L’objectif du mouvement No Tav reste toujours le même: vaincre, contraindre l’Etat italien à l’abandon du projet, en resistant, comme dit un slogan, « une minute de plus qu’eux ». D’ailleurs, il faut dire que dans la phase actuelle – une phase désormais longue de trois ou quatre ans – le mouvement se trouve dans une sorte d’impasse puisque depuis 2011 la seule nouveauté a été l’avancement des travaux sur un chantier entouré par des kilomètres de fil barbelé. Contre ce monstre de beton le mouvement a manifesté des centaines de fois, pacifiquement, mais a aussi élaboré de vraies actions, des attaques et des tentatives d’intrusion, de sabotage et de destruction. Dans l’année 2013, sept camarades ont été arrêtés et accusés de « terrorisme » après avoir détruit par le feu une soufflante, un acte qu’ils ont revendiqué à leur procès. Un vaste mouvement de solidarité s’est déclenché dans toute la vallée mais aussi au sein d’une partie considérable de l’opinion publique italienne.
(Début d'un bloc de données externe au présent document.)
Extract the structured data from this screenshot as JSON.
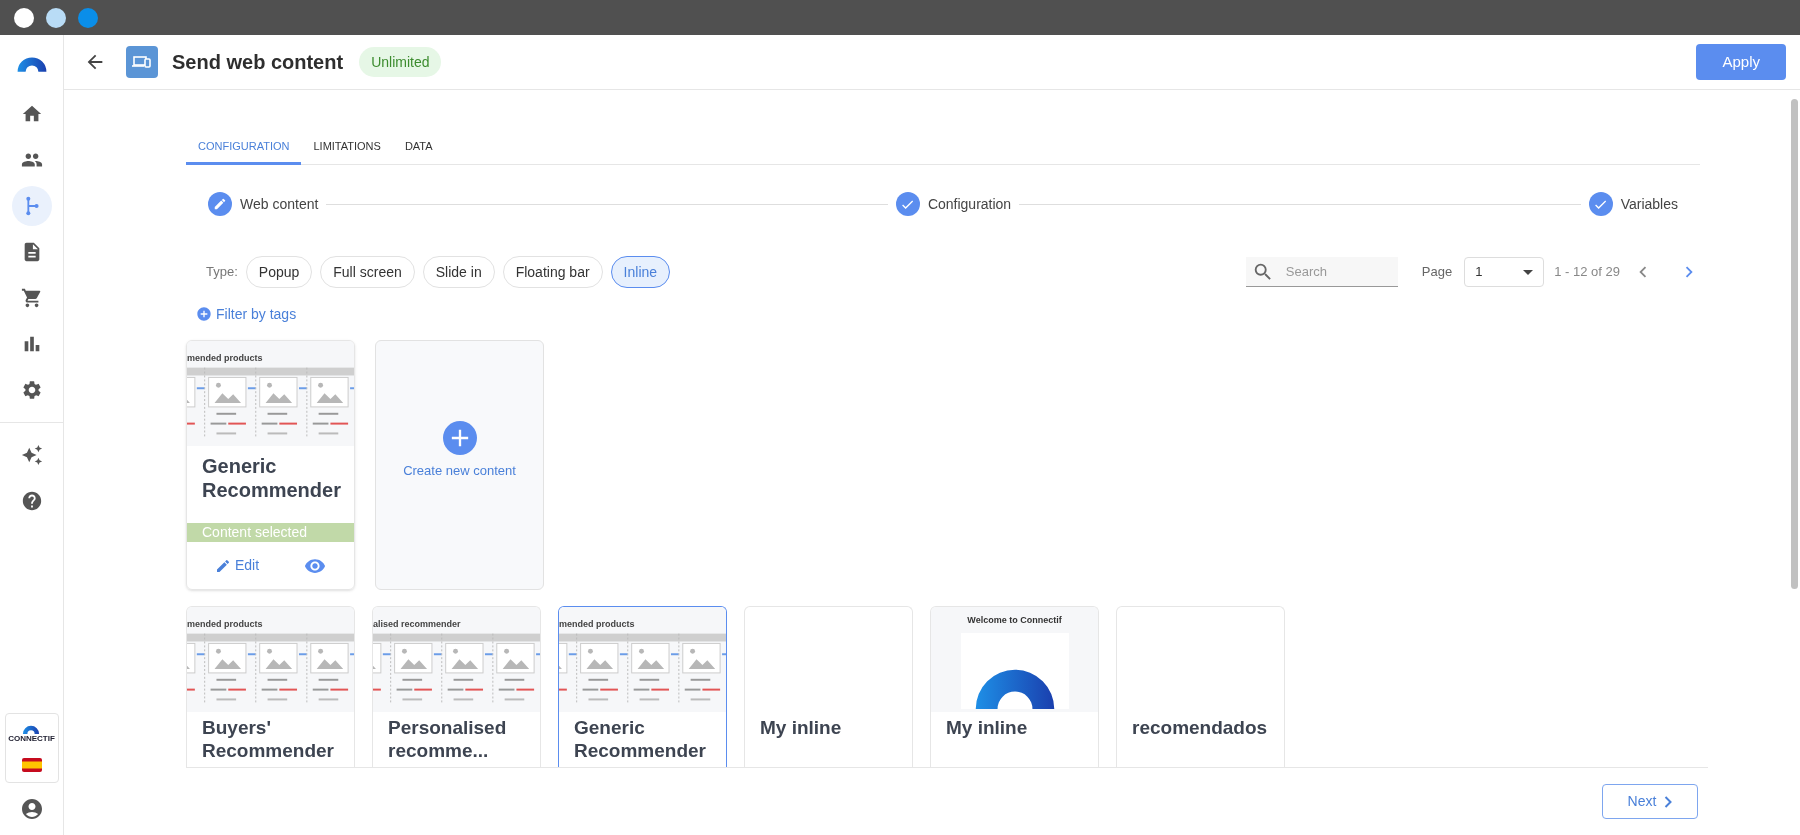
{
  "sidebar": {
    "items": [
      {
        "kind": "home",
        "selected": false
      },
      {
        "kind": "people",
        "selected": false
      },
      {
        "kind": "flow",
        "selected": true
      },
      {
        "kind": "document",
        "selected": false
      },
      {
        "kind": "cart",
        "selected": false
      },
      {
        "kind": "chart",
        "selected": false
      },
      {
        "kind": "settings",
        "selected": false
      },
      {
        "kind": "sparkles",
        "selected": false
      },
      {
        "kind": "help",
        "selected": false
      }
    ],
    "brand_text": "CONNECTIF"
  },
  "header": {
    "title": "Send web content",
    "badge": "Unlimited",
    "apply": "Apply"
  },
  "tabs": [
    {
      "label": "CONFIGURATION",
      "selected": true
    },
    {
      "label": "LIMITATIONS",
      "selected": false
    },
    {
      "label": "DATA",
      "selected": false
    }
  ],
  "steps": [
    {
      "label": "Web content",
      "kind": "edit"
    },
    {
      "label": "Configuration",
      "kind": "done"
    },
    {
      "label": "Variables",
      "kind": "done"
    }
  ],
  "type_filter": {
    "label": "Type:",
    "options": [
      {
        "label": "Popup",
        "selected": false
      },
      {
        "label": "Full screen",
        "selected": false
      },
      {
        "label": "Slide in",
        "selected": false
      },
      {
        "label": "Floating bar",
        "selected": false
      },
      {
        "label": "Inline",
        "selected": true
      }
    ]
  },
  "filter_by_tags": "Filter by tags",
  "search": {
    "placeholder": "Search"
  },
  "pagination": {
    "label": "Page",
    "value": "1",
    "range": "1 - 12 of 29"
  },
  "selected_content": {
    "title": "Generic Recommender",
    "preview": {
      "kind": "recommender",
      "caption": "mended products"
    },
    "status": "Content selected",
    "edit": "Edit"
  },
  "create_card": {
    "label": "Create new content"
  },
  "contents": [
    {
      "title": "Buyers' Recommender",
      "selected": false,
      "preview": {
        "kind": "recommender",
        "caption": "mended products"
      }
    },
    {
      "title": "Personalised recomme...",
      "selected": false,
      "preview": {
        "kind": "recommender",
        "caption": "alised recommender"
      }
    },
    {
      "title": "Generic Recommender",
      "selected": true,
      "preview": {
        "kind": "recommender",
        "caption": "mended products"
      }
    },
    {
      "title": "My inline",
      "selected": false,
      "preview": {
        "kind": "blank"
      }
    },
    {
      "title": "My inline",
      "selected": false,
      "preview": {
        "kind": "welcome",
        "caption": "Welcome to Connectif"
      }
    },
    {
      "title": "recomendados",
      "selected": false,
      "preview": {
        "kind": "blank"
      }
    }
  ],
  "footer": {
    "next": "Next"
  }
}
Les dernieres années la pression sur les chantiers a été constante, avec beaucoup de manifestations nocturnes qui cherchaient à franchir le périmètre, mais ce fut surtout l’affaire de la minorité la plus militante. Pour le reste, les gens maintiennent clairement leur opposition au projet : il y a au moins une grande manifestation pacifique par an dans les villages centraux de la Vallée pour réaffirmer le « non » à n’importe quelle offre d’indemnisation monétaire.
Cet automne la Vallée a été touchée par dix jours consécutifs d’incendies qui ont brûlé des centaines d’hectares de forêt. Là aussi on a pu assister à une mobilisation massive, rapide et efficace de dizaines de militants No Tav aux côtés des groupes officiellement préposés à la prévention des incendies (qui pour la plupart sont eux-mêmes des No Tav). Dans le moment le plus violent le ministre de l’Intérieur a declaré à la presse que les indemnisations pourraient être versées suite à la calamité en cours. L’« offre » a été publiquement refusée par un communiqué très dur redigé par les maires de la vallée.
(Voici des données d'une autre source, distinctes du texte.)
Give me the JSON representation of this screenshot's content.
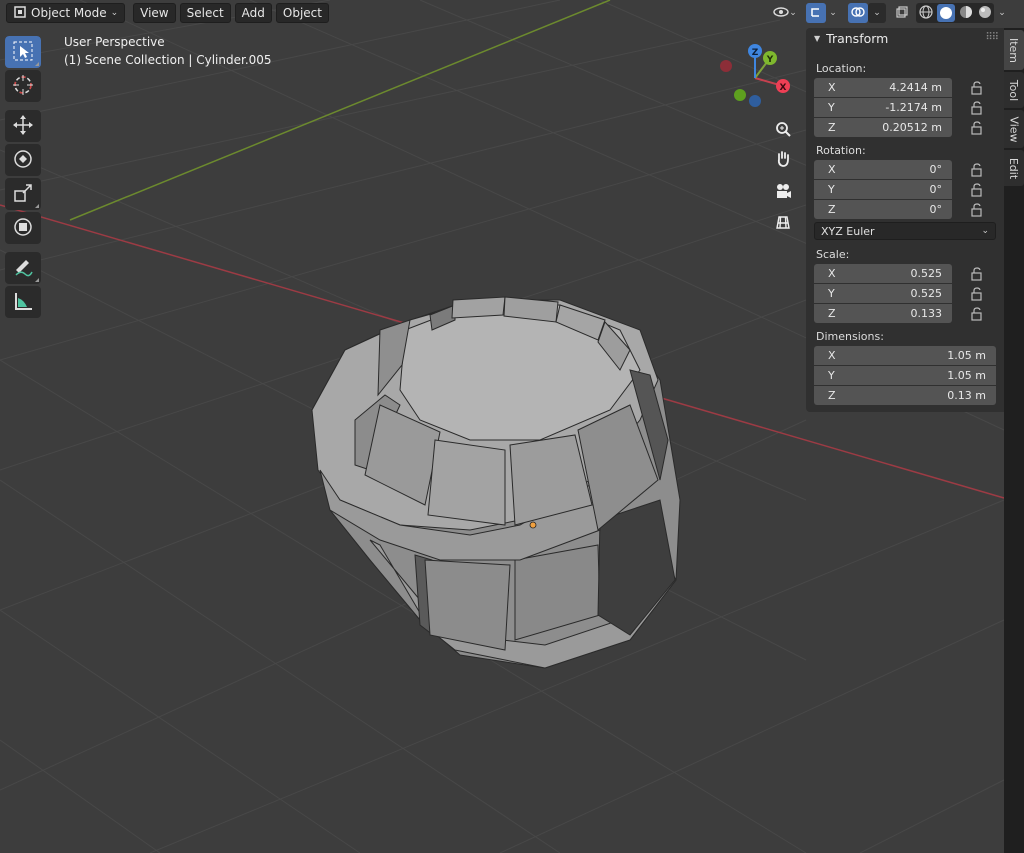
{
  "header": {
    "mode_label": "Object Mode",
    "menus": [
      "View",
      "Select",
      "Add",
      "Object"
    ]
  },
  "viewport": {
    "perspective_label": "User Perspective",
    "collection_label": "(1) Scene Collection | Cylinder.005"
  },
  "gizmo": {
    "x_label": "X",
    "y_label": "Y",
    "z_label": "Z"
  },
  "sidebar_tabs": [
    "Item",
    "Tool",
    "View",
    "Edit"
  ],
  "transform": {
    "title": "Transform",
    "location_label": "Location:",
    "location": [
      {
        "axis": "X",
        "value": "4.2414 m"
      },
      {
        "axis": "Y",
        "value": "-1.2174 m"
      },
      {
        "axis": "Z",
        "value": "0.20512 m"
      }
    ],
    "rotation_label": "Rotation:",
    "rotation": [
      {
        "axis": "X",
        "value": "0°"
      },
      {
        "axis": "Y",
        "value": "0°"
      },
      {
        "axis": "Z",
        "value": "0°"
      }
    ],
    "rotation_mode": "XYZ Euler",
    "scale_label": "Scale:",
    "scale": [
      {
        "axis": "X",
        "value": "0.525"
      },
      {
        "axis": "Y",
        "value": "0.525"
      },
      {
        "axis": "Z",
        "value": "0.133"
      }
    ],
    "dimensions_label": "Dimensions:",
    "dimensions": [
      {
        "axis": "X",
        "value": "1.05 m"
      },
      {
        "axis": "Y",
        "value": "1.05 m"
      },
      {
        "axis": "Z",
        "value": "0.13 m"
      }
    ]
  },
  "colors": {
    "viewport_bg": "#3d3d3d",
    "x_axis": "#c6414f",
    "y_axis": "#7fa23a",
    "z_axis": "#3f86e0",
    "active_tool": "#4772b3"
  },
  "icons": {
    "toolbar": [
      "select-box-icon",
      "cursor-icon",
      "move-icon",
      "rotate-icon",
      "scale-icon",
      "transform-icon",
      "annotate-icon",
      "measure-icon"
    ],
    "navigation": [
      "zoom-icon",
      "pan-hand-icon",
      "camera-icon",
      "grid-view-icon"
    ]
  }
}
Au sein du mouvement, on discute maintenant d’une grande manifestation pour les premiers mois de l’année, contre le modèle dominant de developpement, tandis qu’un nouveau front de lutte pourrait s’ouvrir très tôt contre un nouveau chantier qui vient de débuter un peu plus au nord de la Vallée, destiné à accueillir les déchets des travaux d’excavation. Comme le dit le plus crié des slogans No Tav : « A sarà düra… ma per loro ! » [« Ça va être dur, mais pour eux ! »].
[1] Il est intéressant de remarquer que la societé Artesia, franco-italienne, issue d’une collaboration SNCF/Trenitalia, a été dissoute en 2011 sur la base de désaccords entre les deux entreprises et une baisse de la demande côté voyageurs. Le service est maintenant assuré par la seule SNCF.
[2] Centro sociale Askatasuna, A sarà düra. Storie di vita e militanza no tav, DeriveApprodi, Roma, 2013. Toutes les interviews présentes dans le livre, et même quelques-unes de plus, sont consultables en ligne – en italien.
[3] Collectif Mauvaise Troupe, Contrées. Histoires croisées de la Zad de Notre-Dame-des-Landes et de la lutte No Tav dans le Val Susa, Editions de l'éclat, 2016. Le livre est consultable en ligne dans sa totalité.
[4] Trans-European Transport Network.